通过发布文献求助，成功后即可免费获取论文全文。去求助

来源期刊

Water Research 环境科学-工程：环境

CiteScore

20.80

自引率

9.40%

发文量

1307

审稿时长

38 days

期刊介绍： Water Research, along with its open access companion journal Water Research X, serves as a platform for publishing original research papers covering various aspects of the science and technology related to the anthropogenic water cycle, water quality, and its management worldwide. The audience targeted by the journal comprises biologists, chemical engineers, chemists, civil engineers, environmental engineers, limnologists, and microbiologists.
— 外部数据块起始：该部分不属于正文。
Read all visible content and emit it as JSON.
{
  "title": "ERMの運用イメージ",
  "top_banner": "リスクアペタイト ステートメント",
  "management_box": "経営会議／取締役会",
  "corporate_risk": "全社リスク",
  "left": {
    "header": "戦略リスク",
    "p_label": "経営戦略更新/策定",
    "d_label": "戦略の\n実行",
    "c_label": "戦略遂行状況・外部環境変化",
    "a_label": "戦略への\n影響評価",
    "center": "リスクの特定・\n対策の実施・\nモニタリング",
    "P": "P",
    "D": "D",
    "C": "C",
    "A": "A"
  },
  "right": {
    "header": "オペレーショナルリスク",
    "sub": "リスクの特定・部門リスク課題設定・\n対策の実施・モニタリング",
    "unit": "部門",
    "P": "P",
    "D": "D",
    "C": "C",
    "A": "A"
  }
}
The scope of the journal include: •Treatment processes for water and wastewaters (municipal, agricultural, industrial, and on-site treatment), including resource recovery and residuals management; •Urban hydrology including sewer systems, stormwater management, and green infrastructure; •Drinking water treatment and distribution; •Potable and non-potable water reuse; •Sanitation, public health, and risk assessment; •Anaerobic digestion, solid and hazardous waste management, including source characterization and the effects and control of leachates and gaseous emissions; •Contaminants (chemical, microbial, anthropogenic particles such as nanoparticles or microplastics) and related water quality sensing, monitoring, fate, and assessment; •Anthropogenic impacts on inland, tidal, coastal and urban waters, focusing on surface and ground waters, and point and non-point sources of pollution; •Environmental restoration, linked to surface water, groundwater and groundwater remediation; •Analysis of the interfaces between sediments and water, and between water and atmosphere, focusing specifically on anthropogenic impacts; •Mathematical modelling, systems analysis, machine learning, and beneficial use of big data related to the anthropogenic water cycle; •Socio-economic, policy, and regulations studies.